Program director Todd Wilson, himself a product of the Winter Park jumping program, was philosophic. “Would Tiger Woods be the champion he is if he’d only played golf six months of the year?” he asked in justifying the creation of a plastic jump.

John Fetcher, the 93-year-old founder of the Steamboat ski area, reported mixed emotions. “I’m sort of mad at the Europeans for making it necessary,” he said. “This is really a winter sport.” He added that he thinks youngsters should not be pushed to specialize in one sport.

And what would Carl Howelsen, who introduced Colorado to ski jumping, have thought? Ross points out that Howelsen was an all-season jumper himself. Turning from his vocation of brick laying, Howelsen got a job with the Barnum and Bailey Circus. There, working under the big tent, he demonstrated ski jumping from a 100-foot ramp greased with Vaseline – in all seasons.


 

Whitewater park gets expensive

GUNNISON – Mountain towns in Colorado, as well as others, have been busily trying to add to their all-around appeal – as well as their economies – by building whitewater parks.

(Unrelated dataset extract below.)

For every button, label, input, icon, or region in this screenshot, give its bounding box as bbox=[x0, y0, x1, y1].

But doing so involves more than maneuvering boulders in the creek. To ensure water remains in the creek involves lawyers, and legal maneuvering always costs money.

For example, Gunnison town officials report spending $300,000 to build the park, but the legal bill has hit $500,000, saysThe Denver Post.

Part of the reason for the high cost is that laws governing allocation of Colorado water originally did not see recreation as a beneficial use. Although they have been modified in recent decades, both farmers and cities fear the revisions will harm their interests.